A LEADING player in the new world of celebrity chess has turned out to be a little-known Scot.

Alan Norris, the Scottish chess champion (picture JBH), last week confirmed that he was tutoring Madonna and her new husband Guy Ritchie, the film director, among others.

The couple are following in the footsteps of Sting, who is a chess fanatic, but senior figures in the chess world say there has been a significant upsurge of interest in the game from other rock and film stars.

Bono of U2, Stephen Fry, the comedian and actor, Greta Scacchi, the actress, Martin Amis, the author, and Lennox Lewis, the world heavyweight boxing champion, have all emerged as serious players.

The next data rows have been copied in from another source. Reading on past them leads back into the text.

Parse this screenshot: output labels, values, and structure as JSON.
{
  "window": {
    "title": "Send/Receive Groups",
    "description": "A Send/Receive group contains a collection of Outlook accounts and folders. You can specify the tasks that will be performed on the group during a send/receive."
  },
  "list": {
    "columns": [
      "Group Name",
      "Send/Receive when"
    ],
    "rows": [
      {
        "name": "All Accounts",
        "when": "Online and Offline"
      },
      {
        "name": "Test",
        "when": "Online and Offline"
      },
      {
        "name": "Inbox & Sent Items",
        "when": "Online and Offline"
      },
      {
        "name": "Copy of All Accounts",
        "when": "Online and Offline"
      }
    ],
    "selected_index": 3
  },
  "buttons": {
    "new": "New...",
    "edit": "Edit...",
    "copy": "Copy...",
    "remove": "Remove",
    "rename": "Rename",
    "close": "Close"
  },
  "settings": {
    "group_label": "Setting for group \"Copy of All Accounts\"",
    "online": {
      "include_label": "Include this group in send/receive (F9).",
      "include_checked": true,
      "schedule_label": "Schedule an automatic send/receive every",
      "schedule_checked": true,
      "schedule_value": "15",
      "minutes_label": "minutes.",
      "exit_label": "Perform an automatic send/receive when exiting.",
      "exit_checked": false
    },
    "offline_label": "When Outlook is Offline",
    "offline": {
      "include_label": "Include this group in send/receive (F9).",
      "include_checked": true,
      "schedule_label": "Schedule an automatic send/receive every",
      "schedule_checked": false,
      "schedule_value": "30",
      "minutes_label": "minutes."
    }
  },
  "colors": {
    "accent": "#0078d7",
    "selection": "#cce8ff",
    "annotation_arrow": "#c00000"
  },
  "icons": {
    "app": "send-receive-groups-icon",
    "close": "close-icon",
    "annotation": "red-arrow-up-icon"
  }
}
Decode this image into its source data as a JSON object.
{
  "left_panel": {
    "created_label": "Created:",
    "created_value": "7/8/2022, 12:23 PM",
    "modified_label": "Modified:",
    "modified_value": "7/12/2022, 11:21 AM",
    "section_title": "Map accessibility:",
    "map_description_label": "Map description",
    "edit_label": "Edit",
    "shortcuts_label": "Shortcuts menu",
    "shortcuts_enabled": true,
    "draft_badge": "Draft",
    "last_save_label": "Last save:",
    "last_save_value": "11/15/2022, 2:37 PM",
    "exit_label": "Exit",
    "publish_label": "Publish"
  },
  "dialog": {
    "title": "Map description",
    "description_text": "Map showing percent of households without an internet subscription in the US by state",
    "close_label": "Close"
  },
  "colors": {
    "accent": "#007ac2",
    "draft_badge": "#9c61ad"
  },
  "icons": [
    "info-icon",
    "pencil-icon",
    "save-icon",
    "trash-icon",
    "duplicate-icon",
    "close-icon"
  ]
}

Lennox has taught his corner team to play, while Sting plays with Chris Botti, his trumpet player.

Chris Evans, the Channel 4 presenter, attended the party for the world championships in London in October and Timothy Dalton, the former James Bond actor, bought a wooden chess set for £200 at the London Chess Centre last Thursday.

Norris refused to disclose whether Madonna was a better player than Ritchie, but Malcolm Pein, the international chess master, said Sting was a leading player in the pop world. "The band play fanatically when they're on tour," he said, describing the singer as "a good club-level player." Despite his "club-class" status, Sting and his band took on former world champion Gary Kasparov simultaneously at a charity match in New York last June. Botti resigned and Sting was promptly defeated.

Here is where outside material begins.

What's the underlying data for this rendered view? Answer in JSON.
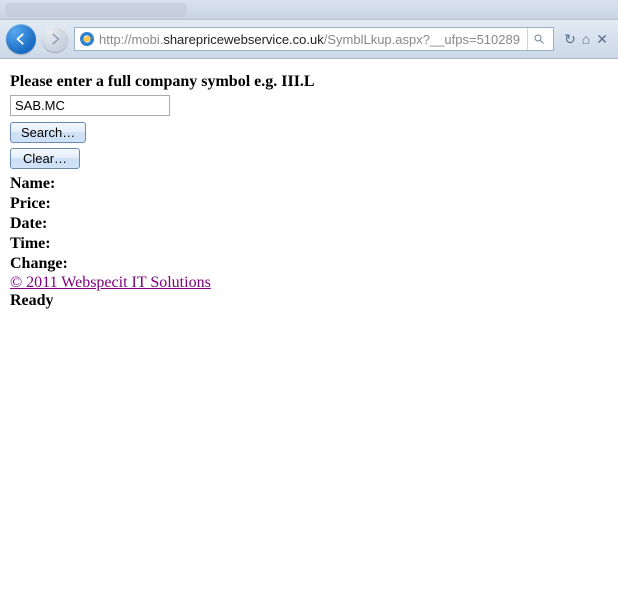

However, Sting might have more luck if he takes on Jude Law, the leading British actor and heart-throb. Law's former primary school teacher has revealed that the star of The Talented Mr Ripley used to be a keen chess player, often devoting four lunchtimes a week at school to the game. Alan Stonebridge used to encourage more than 100 children a year to play chess in the lunch break at the John Ball primary school in Blackheath, southeast London, where Law was a pupil. "I've always felt a competitive streak makes you good, and he had that in football and in chess," said Stonebridge.

Ritchie's agent claimed that his client was a "chess wizard", but John Ritchie, the film director's father, said he was surprised by his son's decision to take top-level tuition.

While the chess board is fast challenging the mirror as the celebrity's flat surface of choice, the game itself has taken on some aspects of the celebrity world. The British Chess Federation has just publicised guidelines on drug testing. The game is also developing its own pin-ups. David Norwood, a multi-millionaire stockbroker, recently became a grandmaster and is now rarely seen without an entourage of glamorous women. "He has women who are besotted with him. He's had a string of attractive females following him," said Raymond Keene, grandmaster and chess writer for The Sunday Times.

Keene welcomed the interest of celebrities in the game. "It's great, because chess is good for your mind," he said. "I think the more high-profile people who play chess, the more popular it will become, in the same way that if you found Madonna was keen on solving quadratic equations, that would be good for maths in this country."